Sea lions’ diving bradycardia is enhanced at depth (McDonald and Ponganis 2014), but the current study’s results suggest that the same does not hold true for humans. That the diving response does not fully develop despite lung compression and cold-water exposure at depth—factors found in the laboratory to individually cause stronger bradycardia (Schagatay and Holm 1996; Andersson and Schagatay 1998b)—is remarkable and shows the importance of studying these factors in combination during field studies with continuous direct measurement. The findings of this study further demonstrate that trained freedivers are frequently exposed to severe hypoxia even during submaximal deep diving, confirming earlier studies that they are more tolerant to hypoxia than non-divers (Elia et al. 2021). While training was conducted without blackout occurring, the margin for error is small at such oxygen saturation levels, further illustrating the need for in-water safety divers even during non-competition freediving.

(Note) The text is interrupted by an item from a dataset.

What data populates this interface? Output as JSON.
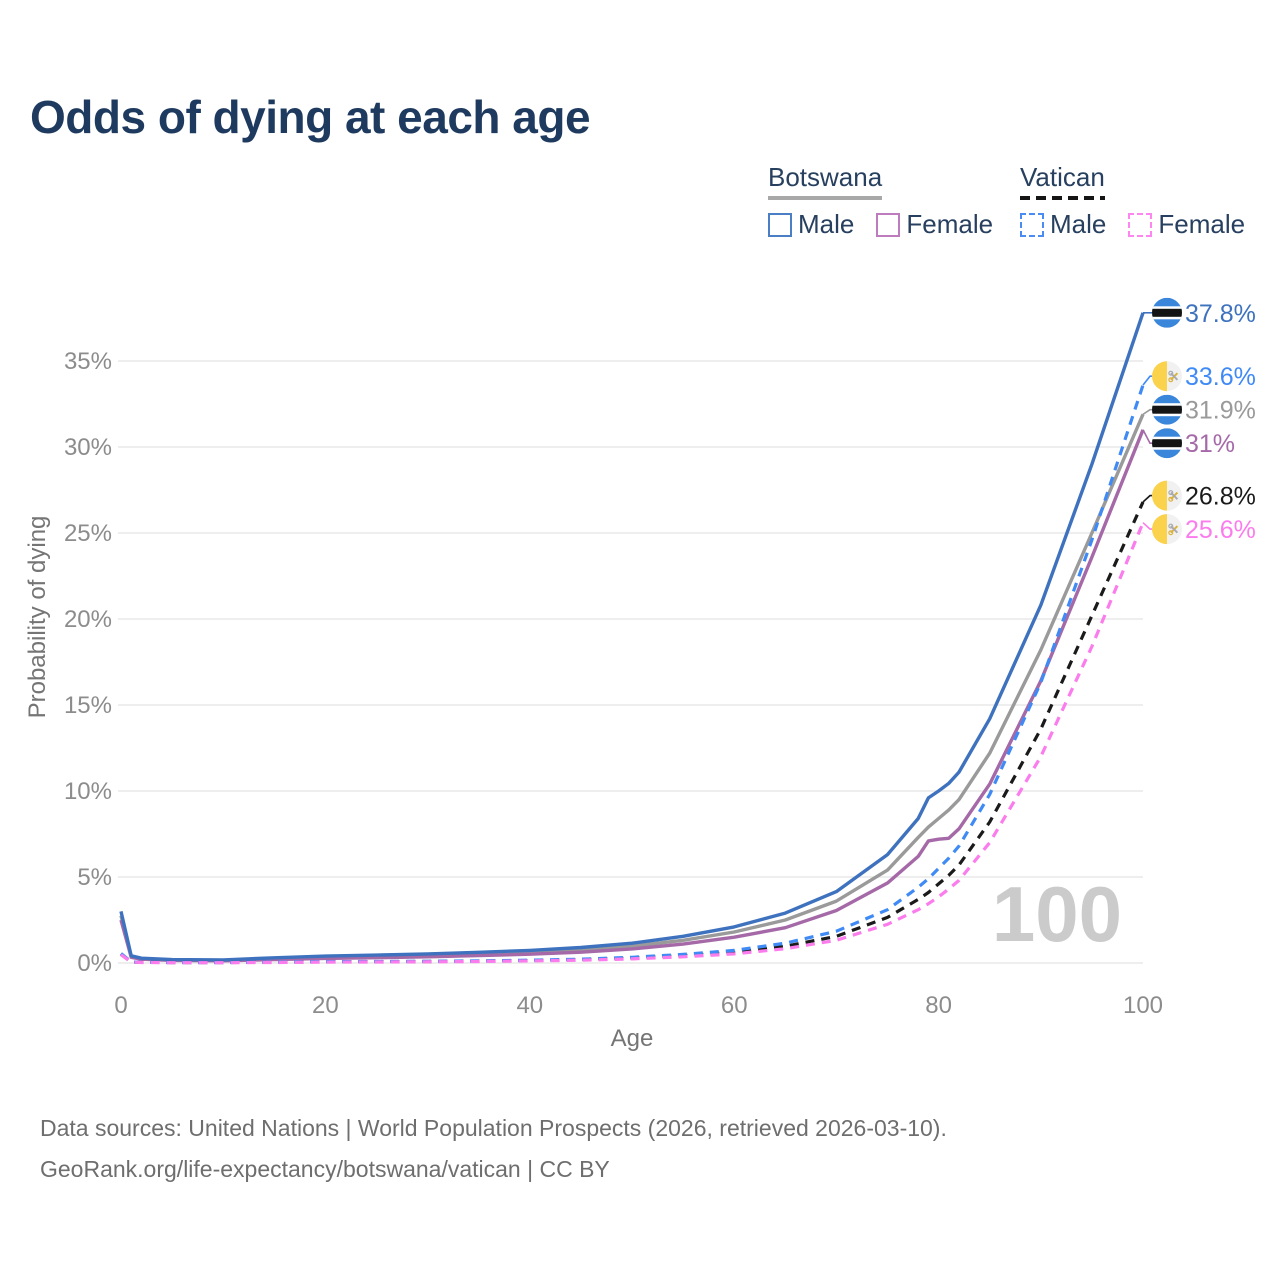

This study also shows that underwater continuous pulse oximetry may facilitate detection of early desaturation in individuals at risk for developing severe hypoxia. This data could potentially be displayed in a subject-borne device, as a warning or guidance tool. It is also a considerably simpler method for conducting research, particularly in comparison to underwater blood sampling.

Study limitations

Pulse oximetry is a practical and accurate tool for continuous measurement of SpO2 and HR, but accuracy may decrease at lower saturation and perfusion values (Chan et al. 2013). The underwater pulse oximeter employed in the current study has been evaluated against arterial blood gas sampling and showed good agreement across the saturation levels reported here (unpublished observations). We did not control for depth and duration of dives a priori. This may reduce the comparability of results somewhat but is also ethically defensible from a risk perspective. Mean responses are presented when comparing the effects of depth, but a general limitation is the large individual variation, and it should be further studied how consistent responses are within individuals. The study population was trained freedivers and findings are, therefore, limited to this group; previous research has demonstrated differences in responses between trained and untrained divers (Schagatay and Holm 1996; Elia et al. 2021).

Conclusions

Deep diving increases risk for hypoxic blackout, as demonstrated by more pronounced arterial oxygen desaturation following deep dives compared to shallow dives of similar duration. This elevated risk is likely caused by a combination of factors: (1) a more rapid drop in alveolar pressure during ascent from deep dives, as indicated by the greater drop in SpO2 during this phase; (2) increased oxygen consumption due to increased exertion during ascent from deep dives, as indicated by higher HR during deep dives; (3) a compromised diving response in deep dives, despite colder temperatures and smaller lung volumes due to increased lung compression at depth, shown by the higher HR during deep dives; (4) increased “autonomic conflict” in deep dives between the parasympathetically induced diving response and the sympathetically induced exercise tachycardia as indicated by highly variable HR, possibly augmenting arrhythmia prevalence and potentially increasing risk of blackout; and (5) increased lung compression during deep dives that may, at least in some individuals, reduce oxygen uptake, possibly caused by partial atelactasis or sub-symptomatic pulmonary edema. Underwater continuous pulse oximetry may be a useful tool in both identifying risk levels and providing warning signals to ameliorate such risk. To determine the respective influence of the different causal factors identified requires further study.